When thinking about Pesach and the virus, I was drawn to the scene in the Torah right after the Jewish people make the Pesach offering in Egypt. The Torah continues as the Jewish people are hunkered down in their houses saying (Shemot 12:12-13), “For that night I will go through the land of Egypt and strike down every firstborn in the land of Egypt, both man and beast; and I will mete out punishments to all the gods of Egypt, I the Lord. And the blood on the houses where you are staying shall be a sign for you: when I see blood I will pass over you, so that no plague will destroy you when I strike the land of Egypt.”
In some ways with the cornovirus outside and the orders to stay home, we are like the Jews the night before the exodus, hunkered down.

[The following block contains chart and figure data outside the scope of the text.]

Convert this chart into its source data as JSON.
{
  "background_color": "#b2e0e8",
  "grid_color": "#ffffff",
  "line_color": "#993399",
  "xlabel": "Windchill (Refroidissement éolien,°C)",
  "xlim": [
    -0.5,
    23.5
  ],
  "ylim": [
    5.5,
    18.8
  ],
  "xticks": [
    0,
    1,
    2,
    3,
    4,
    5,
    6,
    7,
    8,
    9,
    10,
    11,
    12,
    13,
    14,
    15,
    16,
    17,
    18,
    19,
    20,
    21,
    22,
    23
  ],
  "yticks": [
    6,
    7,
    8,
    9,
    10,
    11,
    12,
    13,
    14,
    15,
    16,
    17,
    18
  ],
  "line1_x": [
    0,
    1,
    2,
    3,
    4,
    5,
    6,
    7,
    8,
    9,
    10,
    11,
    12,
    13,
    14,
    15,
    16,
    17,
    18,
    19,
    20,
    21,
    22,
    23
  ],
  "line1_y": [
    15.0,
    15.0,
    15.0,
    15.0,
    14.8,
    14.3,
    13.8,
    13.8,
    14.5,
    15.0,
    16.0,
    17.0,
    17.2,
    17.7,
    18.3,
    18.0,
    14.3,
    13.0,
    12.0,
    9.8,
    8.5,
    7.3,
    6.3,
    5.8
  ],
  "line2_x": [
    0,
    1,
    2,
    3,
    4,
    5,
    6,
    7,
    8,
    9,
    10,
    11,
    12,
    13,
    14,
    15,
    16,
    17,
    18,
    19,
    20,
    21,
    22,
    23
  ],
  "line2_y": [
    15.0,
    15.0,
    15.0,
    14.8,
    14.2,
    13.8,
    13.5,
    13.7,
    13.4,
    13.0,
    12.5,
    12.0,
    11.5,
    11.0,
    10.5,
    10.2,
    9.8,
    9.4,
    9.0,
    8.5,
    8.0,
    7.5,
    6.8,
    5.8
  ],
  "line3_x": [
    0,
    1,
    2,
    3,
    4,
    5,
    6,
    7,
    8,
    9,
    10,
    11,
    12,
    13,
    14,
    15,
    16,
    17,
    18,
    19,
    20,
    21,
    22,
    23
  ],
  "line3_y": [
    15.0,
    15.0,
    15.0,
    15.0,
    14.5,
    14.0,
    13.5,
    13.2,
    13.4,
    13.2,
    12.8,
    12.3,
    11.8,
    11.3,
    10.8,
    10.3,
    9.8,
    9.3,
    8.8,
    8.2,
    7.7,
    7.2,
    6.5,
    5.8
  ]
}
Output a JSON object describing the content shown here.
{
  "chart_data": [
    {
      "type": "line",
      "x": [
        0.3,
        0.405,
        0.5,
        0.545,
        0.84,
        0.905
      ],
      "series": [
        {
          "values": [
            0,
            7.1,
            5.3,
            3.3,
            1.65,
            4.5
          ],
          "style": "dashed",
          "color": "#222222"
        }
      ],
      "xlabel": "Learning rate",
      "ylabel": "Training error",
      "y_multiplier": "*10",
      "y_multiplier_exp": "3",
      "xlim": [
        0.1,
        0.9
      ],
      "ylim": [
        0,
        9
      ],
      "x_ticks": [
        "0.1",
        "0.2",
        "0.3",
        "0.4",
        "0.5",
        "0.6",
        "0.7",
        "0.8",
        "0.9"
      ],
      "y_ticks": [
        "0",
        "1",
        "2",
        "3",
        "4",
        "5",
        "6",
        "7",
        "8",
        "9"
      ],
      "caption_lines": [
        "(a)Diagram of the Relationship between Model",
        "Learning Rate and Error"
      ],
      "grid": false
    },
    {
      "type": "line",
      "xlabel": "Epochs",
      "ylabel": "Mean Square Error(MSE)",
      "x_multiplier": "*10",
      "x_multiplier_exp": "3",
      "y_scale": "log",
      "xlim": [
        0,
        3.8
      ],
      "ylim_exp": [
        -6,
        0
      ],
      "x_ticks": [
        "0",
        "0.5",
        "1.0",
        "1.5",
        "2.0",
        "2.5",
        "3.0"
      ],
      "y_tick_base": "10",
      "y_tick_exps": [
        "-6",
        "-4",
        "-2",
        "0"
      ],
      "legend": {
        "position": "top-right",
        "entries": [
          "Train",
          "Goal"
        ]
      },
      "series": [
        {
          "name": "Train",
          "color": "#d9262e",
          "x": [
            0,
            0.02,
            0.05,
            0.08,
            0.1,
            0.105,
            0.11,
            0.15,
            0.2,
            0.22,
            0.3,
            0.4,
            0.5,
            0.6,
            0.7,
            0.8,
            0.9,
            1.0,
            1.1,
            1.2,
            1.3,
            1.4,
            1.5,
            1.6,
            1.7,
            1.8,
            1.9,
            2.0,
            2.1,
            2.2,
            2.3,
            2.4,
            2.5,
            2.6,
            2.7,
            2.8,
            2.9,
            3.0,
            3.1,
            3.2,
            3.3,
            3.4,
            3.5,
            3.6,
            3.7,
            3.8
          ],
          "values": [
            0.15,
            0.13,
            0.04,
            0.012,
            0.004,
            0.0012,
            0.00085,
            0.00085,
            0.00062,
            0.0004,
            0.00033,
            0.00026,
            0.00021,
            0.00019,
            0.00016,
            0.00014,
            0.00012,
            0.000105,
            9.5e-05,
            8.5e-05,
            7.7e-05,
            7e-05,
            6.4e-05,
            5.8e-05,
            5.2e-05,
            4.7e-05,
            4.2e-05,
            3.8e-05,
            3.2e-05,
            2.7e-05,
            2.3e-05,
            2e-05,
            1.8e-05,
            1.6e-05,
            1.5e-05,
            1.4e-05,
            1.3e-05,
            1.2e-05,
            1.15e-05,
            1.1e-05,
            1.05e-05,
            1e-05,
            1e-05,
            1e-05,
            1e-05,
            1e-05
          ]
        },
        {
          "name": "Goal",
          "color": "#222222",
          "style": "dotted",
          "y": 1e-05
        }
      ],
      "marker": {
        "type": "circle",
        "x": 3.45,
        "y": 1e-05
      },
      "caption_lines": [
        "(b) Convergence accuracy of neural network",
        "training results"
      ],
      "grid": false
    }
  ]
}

I imagine for the Jews that night there was fear, anxiety and uncertainty. There was also the unknown: What would be the next day? Where would the new journey take them? Many of us have probably been feeling the same the past several weeks.
There is growing anxiety and fear across our country. There is also anticipation and excitement with the hope that social distancing and medical research will soon bring about a solution.
However, there is one significant difference between the Jews in their houses in Egypt and us today. In the verses above, the salvation only comes from God. The Jewish people are passively involved. In the verses, God takes all of the action and brings about the redemption. Notice how many times in these verses alone I (God) is mentioned.
The biblical commentator Rashi says the Jews were not totally passive in their redemption. Rashi asks why it was necessary for the blood to be on the doorposts. He answers that it was a sign to God that the Jews were involved in doing God’s commandments.
When there was a plague outside, the Jews needed to take some action.
People across Detroit have started to put sayings of encouragement and community in their windows to encourage everyone to keep going.
Our Pesach celebration is a reminder of the call to action, even small actions. We can all do our parts by connecting with each other through phone calls and Zoom, by supporting those working tirelessly in the medical field and by praying.
Although we may feel now more than ever as if we are in Egypt and a plague is on our doorstep, redemption is just around the corner, and we all have a part in ushering it in.
Rabbi David Fain is rabbi at Hillel Day School of Metropolitan Detroit.